Several works are obsessively introspective. The Maze, painted in 1953 when Kurelek was undergoing psychiatric treatment at the Maudsley Hospital in London, England, is a morbid psychological self-portrait. A skull is cut open to reveal a welter of anger, fear, self-loathing and sexual guilt. Through a jarring mix of detailed realism and bizarre imagery, this tortured painting suggests the circular rat-trap of depressive thinking. (In a decidedly strange pop-culture pairing, the painting later became the cover of a 1981 Van Halen album, Fair Warning.)

William Kurelek, This is the Nemesis, 1965, mixed media on Masonite, 114.8 x 115.6 cm. Art Gallery of Hamilton: Gift of Mrs. J.A. McCuaig, 1966. Corporate Collection, Toronto. Photograph: Robert McNair. © the Estate of William Kurelek. Courtesy Wynick/Tuck Gallery, Toronto, and Winnipeg Art Gallery. 50147txt.

In the 1960s, Kurelek’s anxieties turned outward, at some point taking the nuclear threat of the Cold War period and cranking it up to a pitch of apocalyptic destruction. (It is significant that Kurelek’s basement studio in Toronto had originally been designed as a bomb shelter for his family. Its cramped, sunless, airless atmosphere, pervaded with Atomic Age fears, seems to have presided over much of his later painting.) For Kurelek, nuclear annihilation becomes the 20th-century version of the medieval Judgement Day, with southern Ontario’s sinners drowning in lakes of fire or blasted into mushroom clouds of flame. In several works, Kurelek lacerates mass culture, consumerism, rationalism and what he calls “mere humanism,” applying the grotesque imagery of Bosch to secular society and venting his hatred of the Kinsey Reports, abortion, television, advertising and shiny kitchen appliances.
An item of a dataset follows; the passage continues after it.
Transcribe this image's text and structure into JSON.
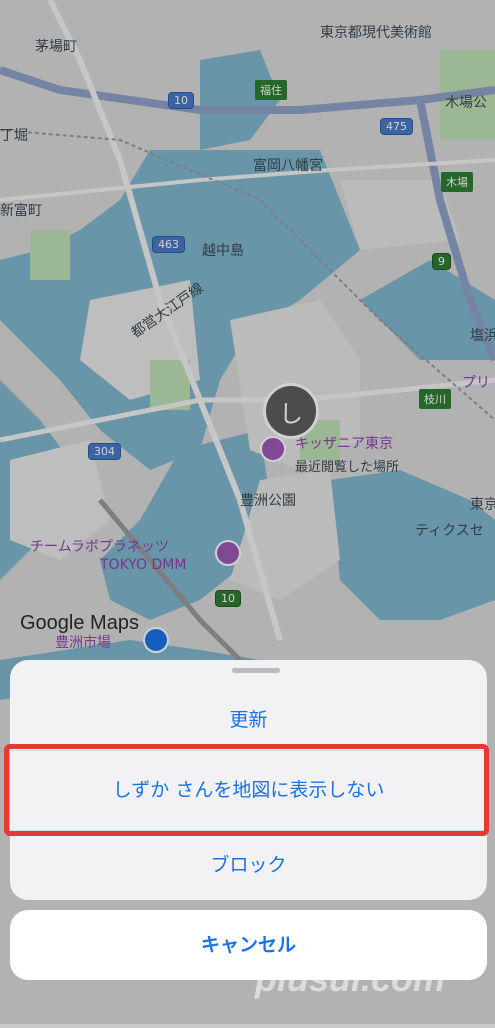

Less bombastic, and more interesting, are the pieces that combine the two strains of Kurelek’s work, quietly imbuing prosaic prairie realities with a spiritual dimension. In Dinnertime on the Prairies, 1963, a bloodied Christ is crucified with fence posts and barbed wire in the middle of a wheat field. In We Find All Kinds of Excuses, 1964, the Virgin and Christ child shelter in a winter haystack, ignored by playing children and a labouring man, with only benignly incurious cattle for company.

Sometimes the relationship between emotional memory and religious dogma is even subtler. Many of Kurelek’s childhood scenes can seem like happy primers of quaint, old-fashioned fun, as kids build snow forts, cool off at the swimming hole and play games like Fox and Geese and Hide and Seek. Once we’ve seen Kurelek’s brimstone paintings, however, many of his depictions of children are suddenly recast as allegories of power, submission and exclusion, cruelty and waywardness. Suddenly, the children represent not innocence but original sin.

That’s perhaps the signal achievement of this rigorous and exhaustively researched exhibition. In its presentation of works that act and react against each other, it gives us a fuller (and considerably darker) view of Kurelek’s life and art. With its uncomfortable, often unexpected mix of prairie reminiscence and chiliastic doom, “The Messenger” casts new light on a well known—but in another sense, little known— Canadian artist. ❚

“William Kurelek: The Messenger” was exhibited at the Winnipeg Art Gallery, from September 29 to December 31, 2011. The exhibition will travel to the Art Gallery of Hamilton, from January 28 to April 29, 2012, and the Art Gallery of Greater Victoria, from May 25 to September 3, 2012.

Alison Gillmor is the Pop culture columnist for the Winnipeg Free Press and writes regularly on visual arts and film.